日本語は本当に語順が自由な言語なのか?

最近twitterを見ていて気になったのが、
日本語は語順が自由だから…
という表現。
確かに日本語の場合、英語の文型のような語順に対する強い制約は存在しない。

  • 太郎が花子に本を貸した。
  • 花子に太郎が本を貸した。
  • 花子に本を太郎が貸した。

このように語順を入れ替えても特に問題はなく意味が通じる。
しかし、日本語の場合は1番上の例ように、ガニヲの順が一番受容性が高いと言われており、完全に自由というわけではない。
「勉強をする」のような「サ変名詞ヲする」型の場合や「手を焼く」のような慣用的表現の場合にはより顕著に語順が制約されてくる。

また、複雑な文の場合は係受けの曖昧性がなくなるような語順の方が好まれる。

  • 太郎が解けなかった問題を花子が解いた。
  • 花子が太郎が解けなかった問題を解いた。

では「解いた」の格要素ではヲがガより前くる上の例の方が自然と言えるだろう。
一般的には長い格要素を前に持ってくることで、係受けの曖昧性がなくなることが多いので、そのような語順になることが多い。

さらに前文などの文脈がある場合にはその影響も受ける。

  • 太郎に問題を出された。その正解を花子に教えてもらった。
  • 太郎に問題を出された。花子にその正解を教えてもらった。

では若干だが上の例の方が受容性が高い。
基本的に前文に出現する要素に関連する語が先頭に来る方が受容性が高いと言われている。

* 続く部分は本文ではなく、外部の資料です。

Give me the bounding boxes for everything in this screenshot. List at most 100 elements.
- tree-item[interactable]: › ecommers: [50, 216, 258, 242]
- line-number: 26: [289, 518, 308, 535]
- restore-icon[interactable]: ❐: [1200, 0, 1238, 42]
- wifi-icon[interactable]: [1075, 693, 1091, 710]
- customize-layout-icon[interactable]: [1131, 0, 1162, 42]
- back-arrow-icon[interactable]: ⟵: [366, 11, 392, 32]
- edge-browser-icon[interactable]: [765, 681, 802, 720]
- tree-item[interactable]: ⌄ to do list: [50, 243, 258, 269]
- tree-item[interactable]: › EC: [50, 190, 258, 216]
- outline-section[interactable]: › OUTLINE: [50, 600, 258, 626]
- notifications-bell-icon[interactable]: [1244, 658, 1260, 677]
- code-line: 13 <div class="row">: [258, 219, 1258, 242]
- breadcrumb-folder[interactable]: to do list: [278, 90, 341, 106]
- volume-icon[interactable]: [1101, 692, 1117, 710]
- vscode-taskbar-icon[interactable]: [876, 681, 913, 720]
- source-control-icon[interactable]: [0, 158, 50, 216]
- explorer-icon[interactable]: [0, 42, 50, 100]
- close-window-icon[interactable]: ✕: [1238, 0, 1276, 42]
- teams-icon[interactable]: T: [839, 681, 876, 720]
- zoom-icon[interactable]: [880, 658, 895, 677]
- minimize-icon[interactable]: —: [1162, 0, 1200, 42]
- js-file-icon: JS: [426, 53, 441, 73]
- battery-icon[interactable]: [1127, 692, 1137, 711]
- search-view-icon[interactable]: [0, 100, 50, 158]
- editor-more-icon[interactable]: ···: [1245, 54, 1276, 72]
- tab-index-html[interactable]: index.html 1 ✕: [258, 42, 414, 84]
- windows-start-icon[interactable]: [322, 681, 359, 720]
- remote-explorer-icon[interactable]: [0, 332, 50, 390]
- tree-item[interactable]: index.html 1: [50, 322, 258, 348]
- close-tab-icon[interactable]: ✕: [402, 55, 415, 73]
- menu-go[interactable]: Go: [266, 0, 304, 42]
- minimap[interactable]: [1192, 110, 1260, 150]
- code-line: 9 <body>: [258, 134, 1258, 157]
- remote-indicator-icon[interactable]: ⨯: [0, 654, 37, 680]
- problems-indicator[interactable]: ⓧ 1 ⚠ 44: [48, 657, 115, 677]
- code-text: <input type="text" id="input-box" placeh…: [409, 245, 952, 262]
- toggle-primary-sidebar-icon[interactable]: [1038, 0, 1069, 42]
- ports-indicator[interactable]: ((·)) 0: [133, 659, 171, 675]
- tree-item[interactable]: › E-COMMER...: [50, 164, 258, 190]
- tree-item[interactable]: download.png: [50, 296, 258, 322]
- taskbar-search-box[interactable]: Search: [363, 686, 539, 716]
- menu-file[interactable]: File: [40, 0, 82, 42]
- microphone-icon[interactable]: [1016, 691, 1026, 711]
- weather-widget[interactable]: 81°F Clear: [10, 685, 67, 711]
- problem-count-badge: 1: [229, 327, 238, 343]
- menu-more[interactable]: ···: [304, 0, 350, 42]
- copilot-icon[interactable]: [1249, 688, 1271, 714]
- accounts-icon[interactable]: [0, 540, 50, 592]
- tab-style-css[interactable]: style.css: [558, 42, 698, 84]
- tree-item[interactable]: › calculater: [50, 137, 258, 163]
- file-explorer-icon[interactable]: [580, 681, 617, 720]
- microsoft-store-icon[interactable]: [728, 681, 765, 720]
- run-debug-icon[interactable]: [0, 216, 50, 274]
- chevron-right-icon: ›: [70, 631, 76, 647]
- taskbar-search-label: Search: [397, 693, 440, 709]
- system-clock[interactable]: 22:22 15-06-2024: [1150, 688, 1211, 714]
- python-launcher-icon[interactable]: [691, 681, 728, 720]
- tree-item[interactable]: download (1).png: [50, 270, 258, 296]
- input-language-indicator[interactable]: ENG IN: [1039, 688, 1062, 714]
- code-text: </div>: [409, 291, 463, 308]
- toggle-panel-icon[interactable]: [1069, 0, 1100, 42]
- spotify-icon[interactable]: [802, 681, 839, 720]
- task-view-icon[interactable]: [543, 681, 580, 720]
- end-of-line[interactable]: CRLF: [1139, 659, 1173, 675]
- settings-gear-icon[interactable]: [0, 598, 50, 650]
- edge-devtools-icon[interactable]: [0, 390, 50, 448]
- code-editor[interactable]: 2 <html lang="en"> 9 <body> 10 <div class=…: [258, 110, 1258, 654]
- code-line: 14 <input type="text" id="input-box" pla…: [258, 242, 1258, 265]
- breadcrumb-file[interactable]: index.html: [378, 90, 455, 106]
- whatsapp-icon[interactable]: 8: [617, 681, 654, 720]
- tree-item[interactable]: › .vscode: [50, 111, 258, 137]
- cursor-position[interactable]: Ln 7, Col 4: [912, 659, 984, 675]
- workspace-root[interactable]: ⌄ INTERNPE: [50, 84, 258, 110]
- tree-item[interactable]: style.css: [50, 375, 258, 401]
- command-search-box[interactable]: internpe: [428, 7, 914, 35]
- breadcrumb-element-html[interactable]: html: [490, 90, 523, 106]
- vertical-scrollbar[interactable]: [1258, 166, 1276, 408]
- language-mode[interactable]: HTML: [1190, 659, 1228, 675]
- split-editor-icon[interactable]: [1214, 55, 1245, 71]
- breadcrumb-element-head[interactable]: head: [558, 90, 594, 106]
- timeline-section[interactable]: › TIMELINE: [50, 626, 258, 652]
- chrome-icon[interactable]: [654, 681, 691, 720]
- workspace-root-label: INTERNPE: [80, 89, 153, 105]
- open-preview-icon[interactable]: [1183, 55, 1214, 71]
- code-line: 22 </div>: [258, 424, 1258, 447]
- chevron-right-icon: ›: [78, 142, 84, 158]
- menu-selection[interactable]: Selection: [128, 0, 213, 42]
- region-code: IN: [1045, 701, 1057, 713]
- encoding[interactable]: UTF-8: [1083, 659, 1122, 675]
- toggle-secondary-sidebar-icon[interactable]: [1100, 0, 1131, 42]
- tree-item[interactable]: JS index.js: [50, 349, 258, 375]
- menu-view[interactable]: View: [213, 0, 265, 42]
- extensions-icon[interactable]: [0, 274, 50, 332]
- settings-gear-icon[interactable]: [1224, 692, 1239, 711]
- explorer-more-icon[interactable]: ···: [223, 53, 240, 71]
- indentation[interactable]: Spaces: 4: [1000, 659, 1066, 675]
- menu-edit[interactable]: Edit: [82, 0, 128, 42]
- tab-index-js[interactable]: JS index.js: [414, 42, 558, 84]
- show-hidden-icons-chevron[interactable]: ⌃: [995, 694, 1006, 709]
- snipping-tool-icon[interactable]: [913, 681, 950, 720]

とりあえずガヲニに限ってみたが、実際の日本語ではこれ以外の格要素や「ハ」など多様な問題が絡んでくる。
それでも多くの場合格要素の順番を入れ替えても意味は通じることが多いが、しっくりこないだろう。
結論?としては「日本語は語順が自由だから…」というのは、自然言語処理の現状がそれ以上の違和感を扱うところまで到達していない、ということなのではないかと。